Funny Food Quotes

Nalts sent me a link to a Reader’s Digest site that had 10 funny food quotes that I wanted to share with the readers.  I hope you enjoy them.

“When the waitress asked if I wanted my pizza cut into four or eight slices, I said, ‘Four. I don’t think I can eat eight.'”
— Yogi Berra

“The only time to eat diet food is while you’re waiting for the steak to cook.”– Julia Child

“The most remarkable thing about my mother is that for 30 years she served the family nothing but leftovers. The original meal has never been found.”
— Calvin Trillin

“I always cook with wine.
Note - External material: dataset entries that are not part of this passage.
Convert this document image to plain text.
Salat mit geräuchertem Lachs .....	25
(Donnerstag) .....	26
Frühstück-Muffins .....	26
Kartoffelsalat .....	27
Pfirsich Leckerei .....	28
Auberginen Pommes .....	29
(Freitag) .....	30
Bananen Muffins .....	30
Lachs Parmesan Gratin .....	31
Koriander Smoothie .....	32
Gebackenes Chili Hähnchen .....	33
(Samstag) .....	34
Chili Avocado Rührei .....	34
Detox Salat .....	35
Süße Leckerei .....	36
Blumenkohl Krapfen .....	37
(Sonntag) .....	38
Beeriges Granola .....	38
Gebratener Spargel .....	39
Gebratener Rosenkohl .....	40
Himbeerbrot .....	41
Sometimes I even add it to the food.”
— W.C. Fields

“Love and sausage are alike. Can never have enough of either.”
— Trixie Koontz

“The trouble with eating Italian food is that five or six days later, you’re hungry again. ”
— George Miller

“Large, naked, raw carrots are acceptable as food only to those who live in hutches eagerly awaiting Easter.”
— Fran Lebowitz

“Never eat more than you can lift. ”
— Miss Piggy

“A fruit is a vegetable with looks and money. Plus, if you let fruit rot, it turns into wine, something Brussels sprouts never do.”
— P. J. O’Rourke

“Red meat is not bad for you. Now, blue-green meat—that’s bad for you!”